So many people in the last few months, when told that we intended to travel around Poland, responded with bewildered silence. Then, after an uncomfortably long pause, enquired politely; “Have you got family in Poland?” Nobody entirely believed me when I told them my surname is actually Evanowski and that I was born in Bilowicza. Perhaps they have become too familiar with stories of Rosewood? Needless to say, our fifty minute trip yesterday from Copenhagen back to my homeland was not without its challenges.
Full of anticipation and jet lag sleeplessness, we arrived at Copenhagen airport at 6:00 in the morning for the scheduled 8:30 flight to Gdansk. The plane was fully loaded ready for takeoff – then nothing happened. The pilot finally announced that engineers were on their way to inspect a part of the navigation equipment. Perhaps she too was dubious about visiting Poland? Was it a premonition – a sign to note? After some time, we were instructed to disembark. As is the way, in another country, we had no idea what was happening, the Danish system as mysterious as someone choosing to holiday in Poland it would seem.

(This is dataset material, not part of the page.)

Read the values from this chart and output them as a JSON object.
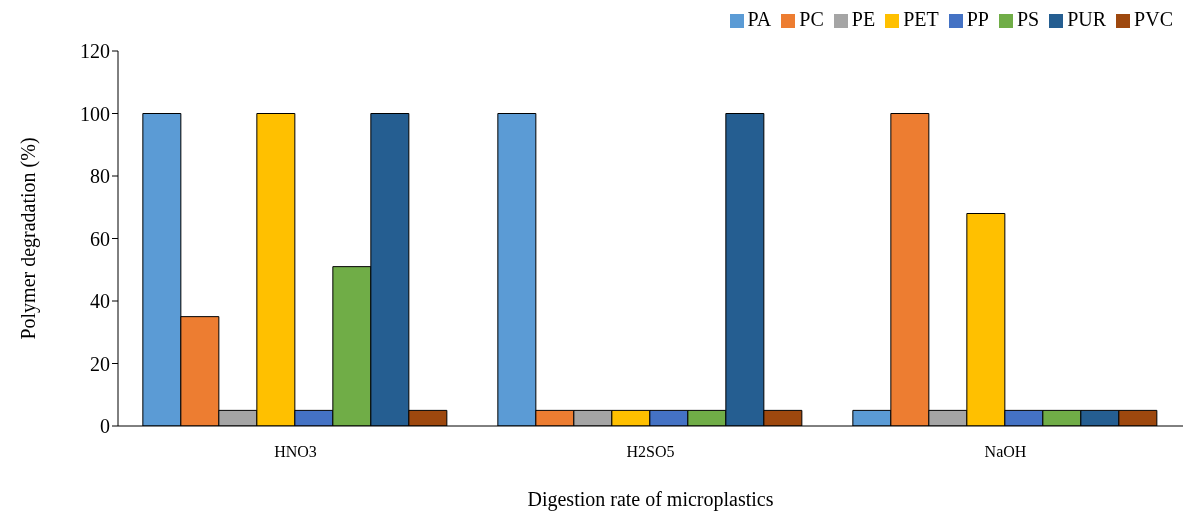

The flight wasn’t rescheduled, it was cancelled around 11am. We were all offered the choice of a refund, or a lunch voucher (generous enough to buy a pre- prepared pre- packaged sandwich with dubious fillings) and a 2:00pm flight to Gdansk. Like a magnet, Linda spotted a fellow traveller in the coffee line and we spent the six hours of waiting to ‘take off with Michelle from Melbourne. The world is small.
There’s always a sense of relief when you manage to negotiate the rail system in a country where stations all appear to have similar names – impossible to pronounce and therefore impossible to seek assistance from locals who look with scepticism as you ask for directions. After all, how does one pronounce – Gdansk Wrzeszcz? Two trains, a thousand steps and several coded gates and we arrived in our Airbnb – deceptively smaller than the photographs had led us to believe but clean, quiet and with a view to a forest of yellowing autumn trees.
Of course, food beckoned and we met Kat who works at the local Spar supermarket. She made it clear that holidays in Poland are ill-advised if you can’t negotiate the self -serve check out. Her eye rolls were spectacular as we attempted to locate items like plums, shallots and raspberries … on screen, in Polish. The pinnacle for Kat was when we became locked in – unable to escape the gate letting people out of the store. We discovered all too late that one needs to zap the docket’s bar code to gain release to the outside world. When we eventually discerned the system, we had a pile up of frustrated shoppers behind us and lost docket angst. Kat did release us but with the withering look that says, ‘Why are you on holidays in Poland?’ Its a question many have asked.
But, a day wandering the cobbled streets, entering one of the ubiquitous Catholic churches, finding a coffee spot – Len’s with a decent flat white on offer and sharing a traditional Polish lunch at Bar Turystyczny … established in 1956, and the woman tending the check out today may have been waitressing at the opening! Like her great niece, Kat from Spar, she is a woman of few words and very direct language. In answer to ‘Could we have a menu?’ she replied, ‘No.’
With my Baltic heritage I can speak at least three Polish words very fluently. However, perhaps because of subtle differences in dialects, some in Gdansk tend to struggle with my Polish pronunciation at times. Nevertheless the Poles here are clear in communique … we love their country, their ways… after all, we Evanowskis need to stick together.
Oops, better let you go, Kat, there’s another Polish holiday maker who is locked at the gate to Spar.